The province is launching what it calls one of the largest recruitment and training drives in the province’s history to improve care for seniors in long term care homes across Ontario.

$1.9 billion annually is being earmarked to create more than 27,000 new positions for personal support workers, registered nurses, and registered practical nurses in long term care by 2024 or 25.

Included as part of the plan, Ontario will accelerate and expand education and training in order to train the tens of thousands of new staff that will be required. This includes four hours of personal care per day for each resident.

However, not everyone is thrilled with the news.

The Ontario Health Coalition was quick with its response, condemning the plan as too little, too late.

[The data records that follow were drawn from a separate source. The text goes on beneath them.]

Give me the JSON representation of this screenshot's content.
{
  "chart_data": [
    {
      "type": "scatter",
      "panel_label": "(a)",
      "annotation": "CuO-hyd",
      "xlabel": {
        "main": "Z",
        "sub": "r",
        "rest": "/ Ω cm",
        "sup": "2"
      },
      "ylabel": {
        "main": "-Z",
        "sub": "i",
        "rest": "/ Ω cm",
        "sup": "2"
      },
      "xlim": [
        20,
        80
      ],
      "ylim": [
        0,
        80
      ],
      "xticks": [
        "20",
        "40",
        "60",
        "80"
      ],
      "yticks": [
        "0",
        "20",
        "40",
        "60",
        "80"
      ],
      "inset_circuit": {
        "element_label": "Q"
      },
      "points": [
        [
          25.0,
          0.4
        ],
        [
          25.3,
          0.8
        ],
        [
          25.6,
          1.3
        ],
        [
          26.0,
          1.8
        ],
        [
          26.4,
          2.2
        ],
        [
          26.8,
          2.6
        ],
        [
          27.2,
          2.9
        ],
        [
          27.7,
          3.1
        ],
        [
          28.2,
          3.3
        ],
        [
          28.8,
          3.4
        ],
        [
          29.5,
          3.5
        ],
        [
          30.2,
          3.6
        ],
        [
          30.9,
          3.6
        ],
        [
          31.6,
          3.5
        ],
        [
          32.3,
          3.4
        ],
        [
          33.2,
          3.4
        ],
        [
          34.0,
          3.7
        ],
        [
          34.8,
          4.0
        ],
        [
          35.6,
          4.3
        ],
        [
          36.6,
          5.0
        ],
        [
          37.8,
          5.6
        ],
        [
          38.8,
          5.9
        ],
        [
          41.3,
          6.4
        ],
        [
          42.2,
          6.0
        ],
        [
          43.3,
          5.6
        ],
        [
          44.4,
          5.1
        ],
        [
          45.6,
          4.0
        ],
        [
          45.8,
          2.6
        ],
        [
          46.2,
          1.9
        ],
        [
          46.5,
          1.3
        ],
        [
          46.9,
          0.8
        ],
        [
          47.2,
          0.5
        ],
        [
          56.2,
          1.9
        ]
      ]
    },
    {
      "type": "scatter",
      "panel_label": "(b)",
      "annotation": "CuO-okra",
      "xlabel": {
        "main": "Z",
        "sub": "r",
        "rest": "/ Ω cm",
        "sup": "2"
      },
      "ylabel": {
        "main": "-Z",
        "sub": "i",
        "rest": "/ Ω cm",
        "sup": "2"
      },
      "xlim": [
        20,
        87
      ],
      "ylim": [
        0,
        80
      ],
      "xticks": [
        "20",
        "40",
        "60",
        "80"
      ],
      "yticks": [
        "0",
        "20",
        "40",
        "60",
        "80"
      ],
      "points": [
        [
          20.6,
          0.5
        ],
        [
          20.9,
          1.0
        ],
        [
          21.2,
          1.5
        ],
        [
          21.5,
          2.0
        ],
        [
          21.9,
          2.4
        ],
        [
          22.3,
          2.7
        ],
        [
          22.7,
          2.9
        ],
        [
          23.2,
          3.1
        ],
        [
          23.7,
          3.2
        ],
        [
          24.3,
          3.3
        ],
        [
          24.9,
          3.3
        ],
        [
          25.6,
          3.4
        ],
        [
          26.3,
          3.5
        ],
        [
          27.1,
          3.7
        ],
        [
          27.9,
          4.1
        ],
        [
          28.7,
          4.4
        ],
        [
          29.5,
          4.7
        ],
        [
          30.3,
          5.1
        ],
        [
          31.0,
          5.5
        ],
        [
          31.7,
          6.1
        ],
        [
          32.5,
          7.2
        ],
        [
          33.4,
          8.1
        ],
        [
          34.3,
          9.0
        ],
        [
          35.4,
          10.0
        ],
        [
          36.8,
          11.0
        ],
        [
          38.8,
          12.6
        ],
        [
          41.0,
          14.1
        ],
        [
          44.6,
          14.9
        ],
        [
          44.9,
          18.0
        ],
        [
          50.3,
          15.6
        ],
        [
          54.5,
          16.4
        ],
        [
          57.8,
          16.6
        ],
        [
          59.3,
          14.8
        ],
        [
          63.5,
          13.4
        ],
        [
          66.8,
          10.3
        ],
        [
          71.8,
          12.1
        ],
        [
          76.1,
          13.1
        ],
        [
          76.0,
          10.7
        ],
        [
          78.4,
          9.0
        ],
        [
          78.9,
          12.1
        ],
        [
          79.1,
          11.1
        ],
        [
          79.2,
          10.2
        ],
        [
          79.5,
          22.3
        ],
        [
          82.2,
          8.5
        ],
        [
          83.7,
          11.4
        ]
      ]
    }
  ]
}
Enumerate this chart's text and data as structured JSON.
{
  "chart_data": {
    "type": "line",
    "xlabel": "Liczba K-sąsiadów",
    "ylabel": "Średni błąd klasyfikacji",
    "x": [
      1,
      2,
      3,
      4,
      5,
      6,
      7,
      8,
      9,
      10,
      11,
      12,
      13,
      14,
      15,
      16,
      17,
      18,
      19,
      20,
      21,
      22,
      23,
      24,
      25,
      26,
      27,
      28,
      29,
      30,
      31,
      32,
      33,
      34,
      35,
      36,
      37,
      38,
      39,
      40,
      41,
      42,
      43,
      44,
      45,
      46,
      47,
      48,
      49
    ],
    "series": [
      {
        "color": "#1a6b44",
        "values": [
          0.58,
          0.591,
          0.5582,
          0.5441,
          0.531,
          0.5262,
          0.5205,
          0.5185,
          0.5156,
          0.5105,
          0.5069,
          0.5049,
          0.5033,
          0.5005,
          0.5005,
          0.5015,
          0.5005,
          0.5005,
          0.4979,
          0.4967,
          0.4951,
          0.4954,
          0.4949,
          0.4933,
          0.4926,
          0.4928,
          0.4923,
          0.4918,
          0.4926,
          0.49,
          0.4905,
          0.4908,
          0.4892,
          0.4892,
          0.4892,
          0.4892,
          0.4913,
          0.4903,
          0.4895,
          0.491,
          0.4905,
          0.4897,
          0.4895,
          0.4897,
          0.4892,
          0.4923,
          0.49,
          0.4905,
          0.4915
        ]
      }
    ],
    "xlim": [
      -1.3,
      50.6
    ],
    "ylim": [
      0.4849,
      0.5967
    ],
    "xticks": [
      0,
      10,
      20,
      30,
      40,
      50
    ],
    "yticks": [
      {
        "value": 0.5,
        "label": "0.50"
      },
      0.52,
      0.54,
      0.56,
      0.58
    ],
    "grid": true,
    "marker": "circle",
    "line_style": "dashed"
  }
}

“We expected that they would launch a recruitment drive right now because long-term care is in the worst crisis it has ever been in,” says OHC executive director Natalie Mehra. “Instead, we got a report that is tone deaf and has no sense of urgency. It is full of buzzwords and re-announcements and includes timeline that is too late to make any difference in the lifetimes of the people who are living in the homes now.”

Mehra notes Quebec launched its own recruitment drive, hiring 10,000 PSWs, paying them for training, fast tracking that training, and getting them into long-term care homes in time for the pandemic’s second wave.

For its part, Ontario is also planning to engage with residents and families to develop a quality framework based on what quality of life and quality of care means to them.